After winning Thursday, Arlett echoed Carper’s Democratic primary foe Kerri Evelyn Harris, telling WHYY he aims to convince voters that he’s more connected with working families than Carper, who has held statewide office for 42 years. Arlett offered to debate Carper every week until Election Day if Carper would agree.
“This is about putting the power back to the people,” Arlett said. “Senator Carper has been in office for so very long and I believe and many people believe he’s out of touch with the regular Delaware family. It is time for change. It is time for the next generation to step up and lead our state and nation into the future.”
Arlett also charged that Carper is more focused on opposing the GOP and Trump than working on behalf of all Americans.
“Right now he’s anti-president and anti-Republican,” Arlett said. “He has to remember that 42 percent of the people in this very state voted for the president.”
In Delaware, though, Democrats outnumber Republicans two to one. And voters statewide have elected Carper 13 straight times. He’s been treasurer, congressman, governor and since 2001, U.S. senator.
On Thursday, the self-described centrist vanquished progressive newcomer Kerri Evelyn Harris, 65 percent to 35 percent.
Carper congratulated Arlett for dominating the GOP primary but told WHYY he will do what he always does in campaigns — runs like he’s 20 percentage points behind and his opponent is 10-feet tall.
“I think sometimes people running for office, they get tripped up looking past the next contest, the next game. I never do,” Carper said while greeting supporters at this victory party Thursday in the restaurant behind home plate at the Wilmington Blue Rocks baseball stadium.

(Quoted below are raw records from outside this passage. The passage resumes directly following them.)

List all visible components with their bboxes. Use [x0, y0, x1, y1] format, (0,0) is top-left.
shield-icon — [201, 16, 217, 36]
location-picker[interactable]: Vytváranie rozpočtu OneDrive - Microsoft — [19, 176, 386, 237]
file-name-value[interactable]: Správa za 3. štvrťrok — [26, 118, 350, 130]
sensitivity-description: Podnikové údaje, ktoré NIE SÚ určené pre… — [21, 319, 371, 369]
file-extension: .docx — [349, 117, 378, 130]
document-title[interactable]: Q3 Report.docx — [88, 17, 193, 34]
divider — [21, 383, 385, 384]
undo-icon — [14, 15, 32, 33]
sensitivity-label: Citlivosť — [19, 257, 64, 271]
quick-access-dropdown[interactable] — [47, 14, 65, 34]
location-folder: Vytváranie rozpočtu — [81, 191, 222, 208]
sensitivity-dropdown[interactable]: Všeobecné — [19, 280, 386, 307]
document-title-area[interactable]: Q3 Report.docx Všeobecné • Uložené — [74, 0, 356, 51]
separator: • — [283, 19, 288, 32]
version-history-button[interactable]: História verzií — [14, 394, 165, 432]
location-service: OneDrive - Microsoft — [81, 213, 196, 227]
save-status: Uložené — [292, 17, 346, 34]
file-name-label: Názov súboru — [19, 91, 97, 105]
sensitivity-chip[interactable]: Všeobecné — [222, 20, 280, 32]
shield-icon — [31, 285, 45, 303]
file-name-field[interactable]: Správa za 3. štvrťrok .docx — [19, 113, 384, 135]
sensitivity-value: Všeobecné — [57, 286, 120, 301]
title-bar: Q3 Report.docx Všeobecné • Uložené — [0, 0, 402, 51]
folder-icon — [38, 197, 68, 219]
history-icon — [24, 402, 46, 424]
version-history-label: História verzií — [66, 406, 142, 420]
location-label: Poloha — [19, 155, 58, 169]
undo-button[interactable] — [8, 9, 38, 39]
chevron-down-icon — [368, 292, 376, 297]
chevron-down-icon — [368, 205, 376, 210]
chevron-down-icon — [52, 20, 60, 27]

“I take all of my opponents seriously. I think people in this state like that, respect that. They don’t’ want us to take them for granted,” he said.
And while Carper didn’t take any shots at Arlett during his victory celebration, he did allude to Trump, who is known to fire blistering attacks against his critics.
“We want our leadership to be respected,” Carper said. “Leaders who don’t build themselves by tearing other people down. That’s the kind of leaders we want.”